Com efeito, a obra artística não é uma mera projeção dos conflitos inconscientes presentes no artista, mas é um poderoso esboço de solução e nos ajuda a compreender o tema da sublimação. O termo sublimação evoca o campo das belas artes ou da química   e possui para Freud um valor positivo por ser a via menos infeliz para  o conflito cultural da  sociedade. A sublimação pode ser definida brevemente como a faculdade de liberar energias que estavam investidas em figuras arcaicas para serem investidas em novos objetos. Com efeito, a sublimação de uma pulsão implica que esta possa se satisfazer com os objetos de substituição, isto é, obter uma satisfação imaginária ou simbólica igualando-se a uma satisfação real. O ato de sublimar tem como resultado que a energia libidinal seja desviada de suas metas sexuais e investida em realizações culturais ou realizações individuais úteis a sociedade[3].
A sublimação, portanto, transforma a energia sexual em energia psíquica de um tipo superior. Uma tendência humana qualquer se torna muito intensificada quando incorpora, como o intuito de se fortificar, impulsos libidinais, como um pequeno riacho pode ser engrossado de maneira extraordinária pelas águas de um rio caudaloso.  Através da sublimação pode acontecer de algum artista se dedicar a sua obra com o mesmo entusiasmo apaixonado com que outras pessoas se dedicam aos seus amantes, pois, com efeito, o trabalho artístico pode representar para o artista o que o amor ou a paixão representa para as outras pessoas. A sublimação, portanto, é a capacidade que as pulsões sexuais têm de renunciar ao seu objeto imediato em troca de outros objetivos não sexuais e mais apreciados pela sociedade[4].





REFERÊNCIAS


BRABANT, Georges Philippe. Chaves da Psicanálise. Zahar Editores. Rio de Janeiro: 1971.

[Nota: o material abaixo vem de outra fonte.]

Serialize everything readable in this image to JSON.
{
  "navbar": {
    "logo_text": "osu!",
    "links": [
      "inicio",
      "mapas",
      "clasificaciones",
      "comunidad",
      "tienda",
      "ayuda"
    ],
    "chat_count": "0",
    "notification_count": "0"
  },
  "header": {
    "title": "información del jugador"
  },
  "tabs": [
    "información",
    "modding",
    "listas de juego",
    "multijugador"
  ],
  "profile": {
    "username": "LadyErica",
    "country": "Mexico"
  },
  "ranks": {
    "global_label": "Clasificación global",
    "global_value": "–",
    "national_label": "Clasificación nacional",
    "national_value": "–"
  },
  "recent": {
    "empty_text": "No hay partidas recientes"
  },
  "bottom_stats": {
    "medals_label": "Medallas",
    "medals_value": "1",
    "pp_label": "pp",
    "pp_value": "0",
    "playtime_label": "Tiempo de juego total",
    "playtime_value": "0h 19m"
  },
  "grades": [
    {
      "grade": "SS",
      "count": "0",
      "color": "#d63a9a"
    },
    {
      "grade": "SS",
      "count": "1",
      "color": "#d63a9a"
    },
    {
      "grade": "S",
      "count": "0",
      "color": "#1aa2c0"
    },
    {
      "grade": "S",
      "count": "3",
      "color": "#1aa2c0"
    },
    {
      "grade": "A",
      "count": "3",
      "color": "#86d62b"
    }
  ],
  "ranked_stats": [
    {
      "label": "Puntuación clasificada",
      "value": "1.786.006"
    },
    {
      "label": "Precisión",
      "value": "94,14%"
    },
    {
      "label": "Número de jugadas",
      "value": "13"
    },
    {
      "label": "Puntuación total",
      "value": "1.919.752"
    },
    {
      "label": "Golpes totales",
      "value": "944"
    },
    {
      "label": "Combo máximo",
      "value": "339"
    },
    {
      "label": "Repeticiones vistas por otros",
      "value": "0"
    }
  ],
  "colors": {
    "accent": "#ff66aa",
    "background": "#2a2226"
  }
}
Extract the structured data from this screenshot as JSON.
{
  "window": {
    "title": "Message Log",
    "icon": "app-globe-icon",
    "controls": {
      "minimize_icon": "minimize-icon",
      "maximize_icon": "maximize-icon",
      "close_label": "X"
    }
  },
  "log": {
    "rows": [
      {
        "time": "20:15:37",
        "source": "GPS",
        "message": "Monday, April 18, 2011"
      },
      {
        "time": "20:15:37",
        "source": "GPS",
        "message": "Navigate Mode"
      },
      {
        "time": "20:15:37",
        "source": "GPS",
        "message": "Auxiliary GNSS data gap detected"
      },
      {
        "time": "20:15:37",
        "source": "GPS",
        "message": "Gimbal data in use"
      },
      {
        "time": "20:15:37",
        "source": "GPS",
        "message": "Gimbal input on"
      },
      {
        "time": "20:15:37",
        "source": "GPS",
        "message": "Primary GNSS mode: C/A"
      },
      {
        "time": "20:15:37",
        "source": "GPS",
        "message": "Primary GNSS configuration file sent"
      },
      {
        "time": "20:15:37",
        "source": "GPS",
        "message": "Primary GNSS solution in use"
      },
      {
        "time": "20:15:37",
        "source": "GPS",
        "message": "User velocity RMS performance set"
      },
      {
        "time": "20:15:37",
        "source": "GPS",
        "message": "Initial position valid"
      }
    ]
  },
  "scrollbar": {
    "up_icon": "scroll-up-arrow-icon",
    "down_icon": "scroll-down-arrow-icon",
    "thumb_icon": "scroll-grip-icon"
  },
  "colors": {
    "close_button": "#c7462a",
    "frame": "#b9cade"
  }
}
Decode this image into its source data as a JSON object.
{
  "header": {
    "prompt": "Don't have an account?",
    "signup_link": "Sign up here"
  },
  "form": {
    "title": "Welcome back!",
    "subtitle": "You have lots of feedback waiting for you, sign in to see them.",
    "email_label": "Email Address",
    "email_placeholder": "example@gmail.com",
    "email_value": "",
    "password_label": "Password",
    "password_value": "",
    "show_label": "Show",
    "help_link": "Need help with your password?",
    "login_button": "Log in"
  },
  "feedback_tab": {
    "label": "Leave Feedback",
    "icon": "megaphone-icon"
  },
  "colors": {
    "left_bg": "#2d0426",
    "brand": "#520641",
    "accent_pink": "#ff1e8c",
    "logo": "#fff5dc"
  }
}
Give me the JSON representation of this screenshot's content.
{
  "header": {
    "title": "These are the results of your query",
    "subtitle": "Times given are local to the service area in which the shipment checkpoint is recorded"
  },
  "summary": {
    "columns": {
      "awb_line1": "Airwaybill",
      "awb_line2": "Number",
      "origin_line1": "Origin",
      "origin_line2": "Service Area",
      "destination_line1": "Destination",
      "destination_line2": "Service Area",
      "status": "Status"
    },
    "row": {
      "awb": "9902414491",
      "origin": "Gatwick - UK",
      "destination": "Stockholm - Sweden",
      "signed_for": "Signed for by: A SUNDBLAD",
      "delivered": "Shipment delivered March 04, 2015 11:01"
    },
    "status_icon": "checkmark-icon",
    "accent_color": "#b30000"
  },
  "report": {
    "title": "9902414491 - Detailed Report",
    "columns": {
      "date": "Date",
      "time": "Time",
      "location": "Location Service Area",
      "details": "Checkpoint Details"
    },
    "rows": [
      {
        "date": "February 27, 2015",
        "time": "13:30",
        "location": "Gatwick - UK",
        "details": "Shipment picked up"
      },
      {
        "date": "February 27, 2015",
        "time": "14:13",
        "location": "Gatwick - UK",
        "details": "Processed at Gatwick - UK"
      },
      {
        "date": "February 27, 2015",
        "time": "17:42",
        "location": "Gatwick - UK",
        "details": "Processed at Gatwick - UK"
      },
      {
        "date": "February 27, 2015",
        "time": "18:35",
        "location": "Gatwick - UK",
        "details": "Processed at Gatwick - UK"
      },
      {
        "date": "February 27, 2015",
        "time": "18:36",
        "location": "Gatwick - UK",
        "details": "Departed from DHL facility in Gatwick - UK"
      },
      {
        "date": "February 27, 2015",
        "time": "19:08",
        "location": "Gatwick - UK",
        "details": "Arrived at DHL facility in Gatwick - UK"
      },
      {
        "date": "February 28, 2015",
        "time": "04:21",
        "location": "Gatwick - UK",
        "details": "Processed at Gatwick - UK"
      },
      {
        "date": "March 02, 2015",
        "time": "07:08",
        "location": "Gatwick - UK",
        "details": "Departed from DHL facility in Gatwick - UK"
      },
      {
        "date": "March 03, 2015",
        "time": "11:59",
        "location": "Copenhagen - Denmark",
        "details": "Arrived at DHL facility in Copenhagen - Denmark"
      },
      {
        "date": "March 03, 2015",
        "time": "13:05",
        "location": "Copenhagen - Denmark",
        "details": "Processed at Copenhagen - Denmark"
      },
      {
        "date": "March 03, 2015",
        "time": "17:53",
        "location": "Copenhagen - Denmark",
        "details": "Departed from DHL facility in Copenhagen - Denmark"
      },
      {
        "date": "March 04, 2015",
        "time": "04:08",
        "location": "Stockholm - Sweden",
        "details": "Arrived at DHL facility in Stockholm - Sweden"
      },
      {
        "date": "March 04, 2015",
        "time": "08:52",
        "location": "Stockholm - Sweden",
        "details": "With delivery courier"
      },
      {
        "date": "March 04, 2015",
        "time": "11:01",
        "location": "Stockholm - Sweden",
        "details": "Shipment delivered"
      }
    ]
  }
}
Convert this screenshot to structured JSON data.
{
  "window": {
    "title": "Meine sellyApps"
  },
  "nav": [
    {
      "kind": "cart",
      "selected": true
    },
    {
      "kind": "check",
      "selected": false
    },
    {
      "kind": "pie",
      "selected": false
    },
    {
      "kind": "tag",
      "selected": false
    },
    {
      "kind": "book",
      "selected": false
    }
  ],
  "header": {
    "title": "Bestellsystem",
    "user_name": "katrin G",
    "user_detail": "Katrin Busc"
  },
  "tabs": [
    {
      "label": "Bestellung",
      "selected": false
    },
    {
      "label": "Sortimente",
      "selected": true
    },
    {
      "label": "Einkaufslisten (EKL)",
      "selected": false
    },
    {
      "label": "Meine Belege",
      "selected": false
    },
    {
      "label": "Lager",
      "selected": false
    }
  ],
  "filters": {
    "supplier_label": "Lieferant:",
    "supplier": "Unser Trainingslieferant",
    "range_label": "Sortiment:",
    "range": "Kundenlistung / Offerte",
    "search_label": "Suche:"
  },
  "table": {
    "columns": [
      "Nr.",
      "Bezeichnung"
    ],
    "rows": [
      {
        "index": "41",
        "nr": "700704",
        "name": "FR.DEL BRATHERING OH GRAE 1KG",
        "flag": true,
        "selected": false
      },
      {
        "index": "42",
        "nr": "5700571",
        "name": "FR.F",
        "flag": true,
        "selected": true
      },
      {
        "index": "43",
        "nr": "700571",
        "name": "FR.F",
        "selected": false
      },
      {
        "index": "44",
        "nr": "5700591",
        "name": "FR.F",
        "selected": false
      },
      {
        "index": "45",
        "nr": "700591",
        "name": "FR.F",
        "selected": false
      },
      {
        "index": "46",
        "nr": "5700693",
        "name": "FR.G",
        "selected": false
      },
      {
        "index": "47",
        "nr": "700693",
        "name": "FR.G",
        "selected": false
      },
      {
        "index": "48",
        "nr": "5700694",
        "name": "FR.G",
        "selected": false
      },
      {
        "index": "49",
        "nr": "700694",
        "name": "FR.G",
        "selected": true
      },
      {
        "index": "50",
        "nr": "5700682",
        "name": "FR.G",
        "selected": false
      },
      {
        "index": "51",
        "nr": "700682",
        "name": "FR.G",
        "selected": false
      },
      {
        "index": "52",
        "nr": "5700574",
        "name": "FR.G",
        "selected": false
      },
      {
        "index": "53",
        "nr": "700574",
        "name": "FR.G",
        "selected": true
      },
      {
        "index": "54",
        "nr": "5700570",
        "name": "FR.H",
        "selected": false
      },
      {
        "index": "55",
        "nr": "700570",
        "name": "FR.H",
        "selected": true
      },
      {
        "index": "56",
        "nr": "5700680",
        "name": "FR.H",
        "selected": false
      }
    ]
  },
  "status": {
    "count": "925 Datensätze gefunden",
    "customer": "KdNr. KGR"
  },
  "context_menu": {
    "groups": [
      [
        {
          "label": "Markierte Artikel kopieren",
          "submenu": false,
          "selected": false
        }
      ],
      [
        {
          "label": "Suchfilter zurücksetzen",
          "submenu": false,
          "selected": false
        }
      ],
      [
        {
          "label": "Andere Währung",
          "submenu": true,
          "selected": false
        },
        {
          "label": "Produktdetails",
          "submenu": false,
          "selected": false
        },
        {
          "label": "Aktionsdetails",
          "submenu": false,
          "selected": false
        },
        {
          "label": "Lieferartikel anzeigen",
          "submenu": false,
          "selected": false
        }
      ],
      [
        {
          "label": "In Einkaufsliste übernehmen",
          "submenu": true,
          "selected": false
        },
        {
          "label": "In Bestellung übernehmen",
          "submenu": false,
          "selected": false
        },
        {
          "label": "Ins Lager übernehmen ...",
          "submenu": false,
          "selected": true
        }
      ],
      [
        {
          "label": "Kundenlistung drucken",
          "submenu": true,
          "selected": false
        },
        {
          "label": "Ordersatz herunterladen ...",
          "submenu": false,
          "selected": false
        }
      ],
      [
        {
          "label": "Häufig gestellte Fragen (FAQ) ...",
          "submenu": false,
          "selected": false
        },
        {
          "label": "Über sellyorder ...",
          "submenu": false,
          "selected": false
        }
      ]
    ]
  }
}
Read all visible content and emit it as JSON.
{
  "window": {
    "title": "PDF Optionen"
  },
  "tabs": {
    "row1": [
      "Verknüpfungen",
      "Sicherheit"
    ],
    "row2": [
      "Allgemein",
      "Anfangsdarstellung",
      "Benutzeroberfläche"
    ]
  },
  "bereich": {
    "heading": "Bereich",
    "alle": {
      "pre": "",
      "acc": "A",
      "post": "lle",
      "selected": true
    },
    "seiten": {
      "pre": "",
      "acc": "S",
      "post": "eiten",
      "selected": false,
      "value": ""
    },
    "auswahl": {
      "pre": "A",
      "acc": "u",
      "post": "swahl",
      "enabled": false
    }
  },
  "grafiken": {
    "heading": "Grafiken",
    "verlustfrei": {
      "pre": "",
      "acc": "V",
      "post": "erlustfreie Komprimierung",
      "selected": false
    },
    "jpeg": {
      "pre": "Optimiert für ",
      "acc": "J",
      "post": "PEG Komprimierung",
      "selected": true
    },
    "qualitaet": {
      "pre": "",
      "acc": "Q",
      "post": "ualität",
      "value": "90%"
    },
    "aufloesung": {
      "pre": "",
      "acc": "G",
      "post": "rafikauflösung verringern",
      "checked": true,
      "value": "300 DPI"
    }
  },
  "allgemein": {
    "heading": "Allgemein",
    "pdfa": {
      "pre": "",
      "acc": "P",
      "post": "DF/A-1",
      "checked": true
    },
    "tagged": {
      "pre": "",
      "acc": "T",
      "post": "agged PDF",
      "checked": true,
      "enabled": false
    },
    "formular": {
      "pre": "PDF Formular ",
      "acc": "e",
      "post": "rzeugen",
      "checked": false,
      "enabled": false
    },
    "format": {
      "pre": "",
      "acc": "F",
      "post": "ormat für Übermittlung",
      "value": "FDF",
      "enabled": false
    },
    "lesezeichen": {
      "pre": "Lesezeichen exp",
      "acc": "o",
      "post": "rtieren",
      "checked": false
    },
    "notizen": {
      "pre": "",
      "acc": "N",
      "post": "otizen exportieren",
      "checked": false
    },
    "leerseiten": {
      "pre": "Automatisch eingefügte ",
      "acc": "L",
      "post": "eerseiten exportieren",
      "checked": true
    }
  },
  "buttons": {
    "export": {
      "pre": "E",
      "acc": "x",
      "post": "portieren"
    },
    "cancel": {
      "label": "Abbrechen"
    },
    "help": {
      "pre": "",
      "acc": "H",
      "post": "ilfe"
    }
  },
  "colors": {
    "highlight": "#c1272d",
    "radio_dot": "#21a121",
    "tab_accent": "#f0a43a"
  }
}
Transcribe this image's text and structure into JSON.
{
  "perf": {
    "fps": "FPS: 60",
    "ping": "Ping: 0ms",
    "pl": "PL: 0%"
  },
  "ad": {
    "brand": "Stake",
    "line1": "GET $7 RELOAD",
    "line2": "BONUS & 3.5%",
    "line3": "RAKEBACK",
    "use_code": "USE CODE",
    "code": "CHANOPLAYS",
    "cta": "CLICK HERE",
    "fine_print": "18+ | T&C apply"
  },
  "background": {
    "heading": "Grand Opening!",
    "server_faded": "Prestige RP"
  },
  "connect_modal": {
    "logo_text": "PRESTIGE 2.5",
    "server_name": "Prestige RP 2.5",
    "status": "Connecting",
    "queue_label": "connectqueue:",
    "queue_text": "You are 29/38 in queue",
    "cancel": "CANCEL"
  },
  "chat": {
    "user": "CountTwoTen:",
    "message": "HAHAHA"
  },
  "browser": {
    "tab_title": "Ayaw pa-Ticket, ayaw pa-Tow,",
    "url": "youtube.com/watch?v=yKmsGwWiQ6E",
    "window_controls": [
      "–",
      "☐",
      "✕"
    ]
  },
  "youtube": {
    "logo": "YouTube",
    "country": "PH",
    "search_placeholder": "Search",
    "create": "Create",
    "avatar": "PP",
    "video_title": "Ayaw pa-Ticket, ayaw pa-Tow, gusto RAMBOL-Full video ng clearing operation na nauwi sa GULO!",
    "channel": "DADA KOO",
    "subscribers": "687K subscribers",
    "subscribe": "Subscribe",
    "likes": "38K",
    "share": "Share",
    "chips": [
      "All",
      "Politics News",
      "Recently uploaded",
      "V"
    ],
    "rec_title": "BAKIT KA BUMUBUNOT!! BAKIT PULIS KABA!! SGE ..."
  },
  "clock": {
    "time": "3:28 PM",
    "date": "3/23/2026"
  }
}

ESTEVAM, Carlos. Freud: vida e obra. José Álvaro Editor. Rio de Janeiro: 1968.

FRANCO, Sergio de Gouvêa. Hermenêutica e psicanálise na obra de Paul Ricoeur.Edições Loyola. São Paulo: 1995.

SIQUEIRA, Beatriz Elisa Ferro. Leonardo Da Vinci: fantasma, arte e sublimação.  Revista Psicanálise & Barroco Ano 3 número 5.


[1] FRANCO, Sergio de Gouvêa. Hermenêutica e psicanálise na obra de Paul Ricoeur. P. 127.
[2] SIQUEIRA, Beatriz Elisa Ferro. Leonardo Da Vinc: fantasma, arte e sublimação. P.2.
[3] BRABANT, Georges Philippe. Chaves da Psicanálise. P. 55.
[4] ESTEVAM, Carlos. Freud: vida e obra. P. 31.